Physiology and morphology indicate that individual spinal interneurons contribute to diverse limb movements.

Overlapping neuronal networks have been shown to generate a variety of behaviors or motor patterns in invertebrates, but the evidence for this is more circumstantial in vertebrates. The turtle spinal cord can produce multiple forms of hindlimb scratching movements as well as hindlimb withdrawal, but it is still uncertain whether individual spinal cord interneurons contribute to the motor output for more than one type of limb motor pattern. In this study, individual spinal cord interneurons were recorded intracellularly in vivo in spinal immobilized turtles, and, after characterization, were filled with Neurobiotin.

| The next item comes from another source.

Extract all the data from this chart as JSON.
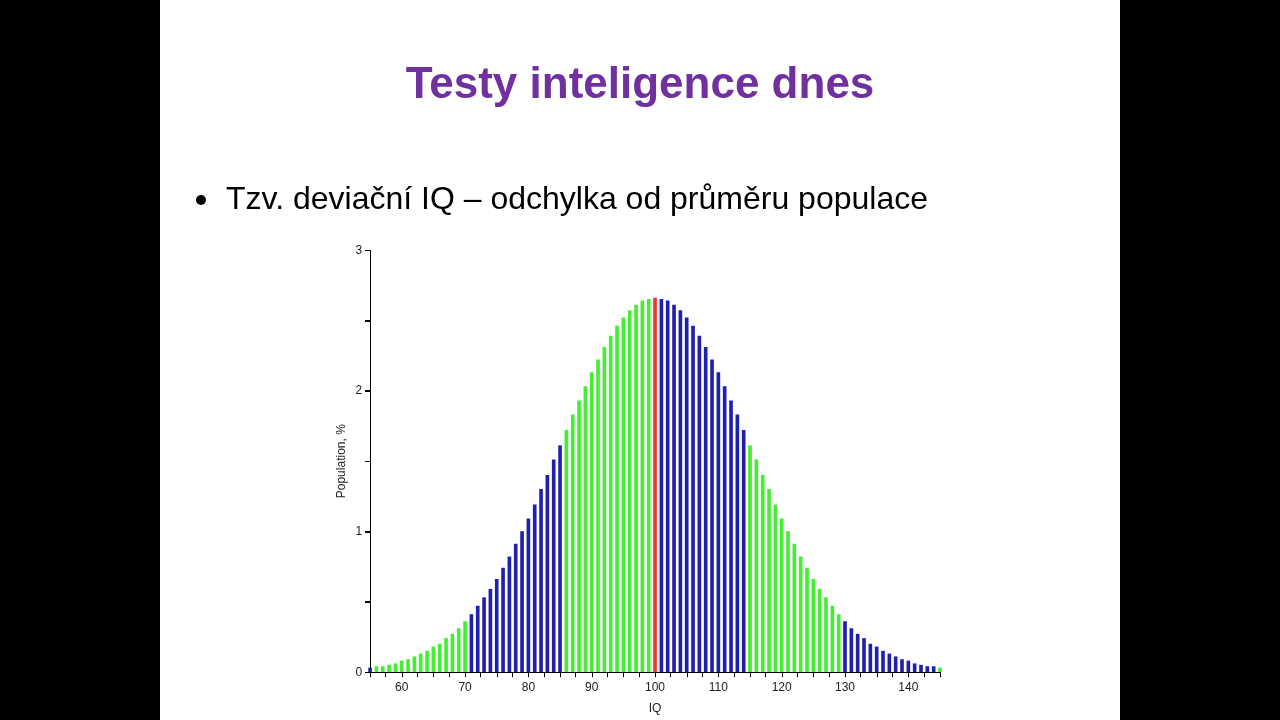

Interneurons that were rhythmically activated during multiple forms of ipsilateral fictive hindlimb scratching often had axon-terminal arborizations in the ventral horn of the spinal cord hindlimb enlargement. This provides some of the strongest evidence to date that interneurons involved in multiple forms of scratching contribute directly to hindlimb motor output. Moreover, most of these interneurons were also active during contralateral fictive scratching and during ipsilateral fictive hindlimb withdrawal, suggesting that they contribute to motor output for these additional behaviors as well. Such interneurons may provide the cellular basis for the contralateral contributions to ipsilateral scratching that have been demonstrated previously. Taken together, these findings suggest that diverse vertebrate limb movements are produced by spinal cord interneuronal networks that include some shared components.